Going from the top to the bottom, there are seven options that control the collection size:
- Managed code profiling mode
- If your application uses a mix of native and managed code and you are only interested in one or the other, you can specify which code to profile.
- Automatically resume collection after (sec):
- If you want to skip the initialization phase of your application and focus on calculations, you can start your application with VTune paused, and then resume it after a set number of seconds.
- Automatically stop collection after (sec):
- Set this to profile a certain number of seconds
- Analyze child processes
- If your application launches other processes, or you are using a script, you can specify which process you want to analyze, and whether you want to analyze their children.
- Duration time estimate
- This allows VTune to more accurately determine how frequently it should sample events. For long-running collections, events can be sampled less frequently to avoid overly large results. Shorter collections will sample more frequently to make sure enough samples are collected for better reliability.
- Limit collected data by:
- Time from collection end, sec
- This will discard all but the results needed for the last n seconds of the collection. This is helpful to focus on an event or processing that occurs at a later point in the application’s run.
- Result size from collection start, MB
- When VTune determines that it will hit this limit, it will automatically stop the collection. While useful to avoid inadvertently creating a huge result, this may result in the collection terminating too soon. It can be increased or decreased, but it’s better to find other ways to shrink the result.
- Time from collection end, sec
- CPU mask
- Set this to only collect on specific CPUs. This can dramatically decrease the result size for data parallel applications running the same task over many CPUs.
The next part of configuring the analysis is the How pane. First, decide which analysis type you want to run. Check the User Guide for descriptions of all the pre-defined analysis types available.
Depending on the analysis type, there are additional options you can choose:
- CPU sampling interval, ms
- This is defaulted to 10 for the hotspots and threading analysis types, and 1-5 for the others. Changing this will affect the reliability of the results and the result size. Use the default for the first analysis, and reduce the value if the metrics of interest show as low confidence (grey value).
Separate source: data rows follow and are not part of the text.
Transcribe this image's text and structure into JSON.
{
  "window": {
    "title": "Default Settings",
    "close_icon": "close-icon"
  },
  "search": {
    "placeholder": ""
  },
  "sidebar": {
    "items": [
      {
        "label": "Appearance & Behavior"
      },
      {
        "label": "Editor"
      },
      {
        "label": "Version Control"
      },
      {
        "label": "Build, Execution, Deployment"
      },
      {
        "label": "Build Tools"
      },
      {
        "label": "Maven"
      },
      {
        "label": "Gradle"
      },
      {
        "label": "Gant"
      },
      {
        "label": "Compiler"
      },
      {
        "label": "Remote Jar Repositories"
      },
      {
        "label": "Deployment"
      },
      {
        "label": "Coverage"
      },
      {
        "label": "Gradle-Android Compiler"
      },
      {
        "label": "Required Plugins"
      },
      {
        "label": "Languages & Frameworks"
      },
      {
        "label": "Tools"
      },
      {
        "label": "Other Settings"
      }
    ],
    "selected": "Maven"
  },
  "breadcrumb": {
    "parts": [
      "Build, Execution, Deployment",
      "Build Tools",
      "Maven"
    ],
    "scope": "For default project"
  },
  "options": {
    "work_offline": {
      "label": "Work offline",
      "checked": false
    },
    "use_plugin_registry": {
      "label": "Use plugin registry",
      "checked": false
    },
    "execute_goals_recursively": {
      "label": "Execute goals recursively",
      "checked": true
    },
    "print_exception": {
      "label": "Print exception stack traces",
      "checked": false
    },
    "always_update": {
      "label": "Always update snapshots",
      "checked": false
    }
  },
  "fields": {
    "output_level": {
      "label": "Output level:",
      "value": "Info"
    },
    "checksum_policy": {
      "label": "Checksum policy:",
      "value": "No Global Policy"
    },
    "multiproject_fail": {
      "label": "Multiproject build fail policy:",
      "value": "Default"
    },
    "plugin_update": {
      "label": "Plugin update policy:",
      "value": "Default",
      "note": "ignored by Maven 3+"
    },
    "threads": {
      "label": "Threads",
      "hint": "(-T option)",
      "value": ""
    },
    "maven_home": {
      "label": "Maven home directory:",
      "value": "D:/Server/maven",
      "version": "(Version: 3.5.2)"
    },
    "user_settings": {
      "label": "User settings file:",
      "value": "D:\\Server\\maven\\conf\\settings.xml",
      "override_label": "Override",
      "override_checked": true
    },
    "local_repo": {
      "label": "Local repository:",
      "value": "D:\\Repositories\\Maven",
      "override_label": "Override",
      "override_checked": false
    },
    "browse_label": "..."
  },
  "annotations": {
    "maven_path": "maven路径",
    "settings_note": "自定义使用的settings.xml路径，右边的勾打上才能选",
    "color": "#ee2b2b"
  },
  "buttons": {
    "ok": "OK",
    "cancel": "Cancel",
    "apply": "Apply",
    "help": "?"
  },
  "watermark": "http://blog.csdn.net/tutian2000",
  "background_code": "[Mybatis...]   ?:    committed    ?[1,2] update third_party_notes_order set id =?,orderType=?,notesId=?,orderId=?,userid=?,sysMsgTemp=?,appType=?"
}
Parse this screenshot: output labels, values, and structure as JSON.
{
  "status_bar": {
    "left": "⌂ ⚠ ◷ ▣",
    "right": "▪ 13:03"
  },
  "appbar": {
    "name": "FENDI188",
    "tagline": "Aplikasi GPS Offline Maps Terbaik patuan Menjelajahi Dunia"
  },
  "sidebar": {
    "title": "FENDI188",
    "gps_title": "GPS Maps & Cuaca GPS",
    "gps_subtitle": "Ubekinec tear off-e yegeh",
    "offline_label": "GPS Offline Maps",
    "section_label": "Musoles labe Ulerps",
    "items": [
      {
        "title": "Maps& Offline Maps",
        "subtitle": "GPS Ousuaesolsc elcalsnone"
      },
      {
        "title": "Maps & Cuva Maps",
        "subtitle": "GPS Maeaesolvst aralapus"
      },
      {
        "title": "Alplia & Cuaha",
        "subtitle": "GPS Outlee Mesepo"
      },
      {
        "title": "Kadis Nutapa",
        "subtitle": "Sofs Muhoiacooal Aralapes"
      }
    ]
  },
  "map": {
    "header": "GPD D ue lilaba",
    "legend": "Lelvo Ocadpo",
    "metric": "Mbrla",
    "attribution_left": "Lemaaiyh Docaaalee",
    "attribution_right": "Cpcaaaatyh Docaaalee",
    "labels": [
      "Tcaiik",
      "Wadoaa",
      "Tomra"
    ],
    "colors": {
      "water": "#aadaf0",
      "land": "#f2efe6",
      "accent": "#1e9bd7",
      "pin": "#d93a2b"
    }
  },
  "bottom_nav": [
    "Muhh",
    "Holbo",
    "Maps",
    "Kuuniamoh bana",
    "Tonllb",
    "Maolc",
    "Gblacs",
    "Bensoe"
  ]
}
- Reducing the value too much can result in missed samples, particularly for analysis types that sample a large number of events such as Microarchitecture Exploration. VTune may be unable to keep up.
- Collect stacks
- This can add a high amount of overhead for collections using hardware-based sampling.
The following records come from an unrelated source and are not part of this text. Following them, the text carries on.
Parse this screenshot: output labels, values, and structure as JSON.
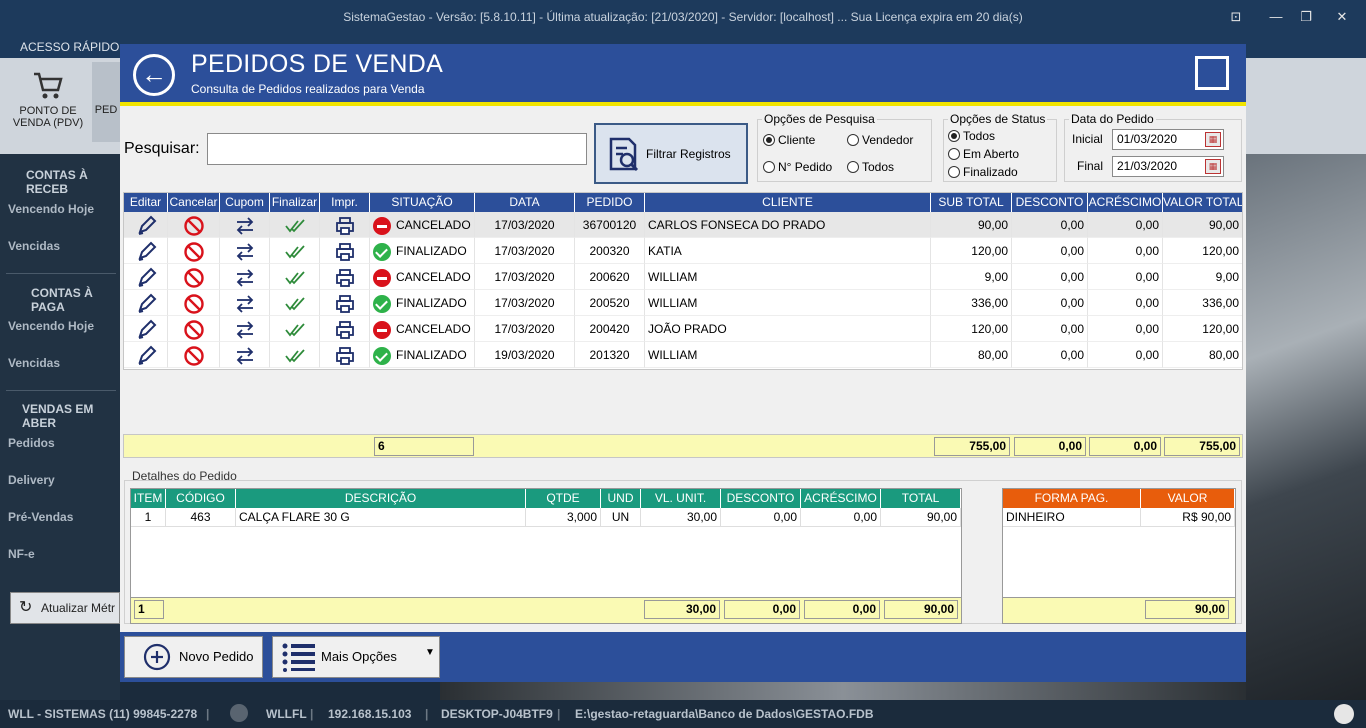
{
  "window": {
    "title": "SistemaGestao - Versão: [5.8.10.11] - Última atualização: [21/03/2020] - Servidor: [localhost] ... Sua Licença expira em 20 dia(s)",
    "controls": [
      "⊡",
      "—",
      "❐",
      "✕"
    ]
  },
  "menubar": {
    "first_item": "ACESSO RÁPIDO"
  },
  "ribbon": {
    "pdv_label_1": "PONTO DE",
    "pdv_label_2": "VENDA (PDV)",
    "second_label": "PED"
  },
  "sidebar": {
    "sections": [
      {
        "title": "CONTAS À RECEB",
        "items": [
          "Vencendo Hoje",
          "Vencidas"
        ]
      },
      {
        "title": "CONTAS À PAGA",
        "items": [
          "Vencendo Hoje",
          "Vencidas"
        ]
      },
      {
        "title": "VENDAS EM ABER",
        "items": [
          "Pedidos",
          "Delivery",
          "Pré-Vendas",
          "NF-e"
        ]
      }
    ],
    "refresh_label": "Atualizar Métr"
  },
  "statusbar": {
    "company": "WLL - SISTEMAS (11) 99845-2278",
    "user": "WLLFL",
    "ip": "192.168.15.103",
    "host": "DESKTOP-J04BTF9",
    "db": "E:\\gestao-retaguarda\\Banco de Dados\\GESTAO.FDB"
  },
  "modal": {
    "title": "PEDIDOS DE VENDA",
    "subtitle": "Consulta de Pedidos realizados para Venda",
    "search_label": "Pesquisar:",
    "search_value": "",
    "filter_button": "Filtrar Registros",
    "search_options": {
      "legend": "Opções de Pesquisa",
      "options": [
        "Cliente",
        "Vendedor",
        "N° Pedido",
        "Todos"
      ],
      "selected": "Cliente"
    },
    "status_options": {
      "legend": "Opções de Status",
      "options": [
        "Todos",
        "Em Aberto",
        "Finalizado"
      ],
      "selected": "Todos"
    },
    "date": {
      "legend": "Data do Pedido",
      "start_label": "Inicial",
      "start_value": "01/03/2020",
      "end_label": "Final",
      "end_value": "21/03/2020"
    },
    "orders_columns": [
      "Editar",
      "Cancelar",
      "Cupom",
      "Finalizar",
      "Impr.",
      "SITUAÇÃO",
      "DATA",
      "PEDIDO",
      "CLIENTE",
      "SUB TOTAL",
      "DESCONTO",
      "ACRÉSCIMO",
      "VALOR TOTAL"
    ],
    "orders": [
      {
        "status": "CANCELADO",
        "date": "17/03/2020",
        "order": "36700120",
        "client": "CARLOS FONSECA DO PRADO",
        "subtotal": "90,00",
        "discount": "0,00",
        "addition": "0,00",
        "total": "90,00"
      },
      {
        "status": "FINALIZADO",
        "date": "17/03/2020",
        "order": "200320",
        "client": "KATIA",
        "subtotal": "120,00",
        "discount": "0,00",
        "addition": "0,00",
        "total": "120,00"
      },
      {
        "status": "CANCELADO",
        "date": "17/03/2020",
        "order": "200620",
        "client": "WILLIAM",
        "subtotal": "9,00",
        "discount": "0,00",
        "addition": "0,00",
        "total": "9,00"
      },
      {
        "status": "FINALIZADO",
        "date": "17/03/2020",
        "order": "200520",
        "client": "WILLIAM",
        "subtotal": "336,00",
        "discount": "0,00",
        "addition": "0,00",
        "total": "336,00"
      },
      {
        "status": "CANCELADO",
        "date": "17/03/2020",
        "order": "200420",
        "client": "JOÃO PRADO",
        "subtotal": "120,00",
        "discount": "0,00",
        "addition": "0,00",
        "total": "120,00"
      },
      {
        "status": "FINALIZADO",
        "date": "19/03/2020",
        "order": "201320",
        "client": "WILLIAM",
        "subtotal": "80,00",
        "discount": "0,00",
        "addition": "0,00",
        "total": "80,00"
      }
    ],
    "orders_totals": {
      "count": "6",
      "subtotal": "755,00",
      "discount": "0,00",
      "addition": "0,00",
      "total": "755,00"
    },
    "details": {
      "label": "Detalhes do Pedido",
      "columns": [
        "ITEM",
        "CÓDIGO",
        "DESCRIÇÃO",
        "QTDE",
        "UND",
        "VL. UNIT.",
        "DESCONTO",
        "ACRÉSCIMO",
        "TOTAL"
      ],
      "items": [
        {
          "item": "1",
          "code": "463",
          "desc": "CALÇA FLARE 30 G",
          "qty": "3,000",
          "unit": "UN",
          "unit_price": "30,00",
          "discount": "0,00",
          "addition": "0,00",
          "total": "90,00"
        }
      ],
      "totals": {
        "count": "1",
        "unit_price": "30,00",
        "discount": "0,00",
        "addition": "0,00",
        "total": "90,00"
      }
    },
    "payments": {
      "columns": [
        "FORMA PAG.",
        "VALOR"
      ],
      "rows": [
        {
          "method": "DINHEIRO",
          "value": "R$ 90,00"
        }
      ],
      "total": "90,00"
    },
    "footer": {
      "new_order": "Novo Pedido",
      "more_options": "Mais Opções"
    }
  },
  "colors": {
    "header_blue": "#2c4f9a",
    "accent_yellow": "#f2e400",
    "details_green": "#1a9a7e",
    "payment_orange": "#e85d0c",
    "cancel_red": "#d9121b",
    "final_green": "#2eb24a"
  }
}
- Show additional performance insights
- This option does a small amount of hardware-based sampling to determine next steps and provide recommendations.
Analysis types such as hotspots with event-based sampling have other details you can collect, such as memory bandwidth. Each of these adds overhead to the collection. For larger applications, it is best to first run a basic analysis to determine where to focus, and then configure the collection to focus on that area before adding these details.
Instrumentation and Tracing API (ITT)
The ITT APIs allow you to annotate your code to tell VTune specifically what and when to collect, and how to display it. For more information, see this section in the VTune Help guide. This article will focus on the Collection Control API. It contains three simple primitives that allow you to focus your collection without trying to guess a time span in the analysis configuration. Simply add the __itt_pause primitive in areas you want to ignore, and __itt_resume in functions you want to collect on. VTune may still collect some critical information while the collection is paused, but you can completely detach VTune from your application with the __itt_detach primitive. You can start your VTune analysis automatically in the paused state.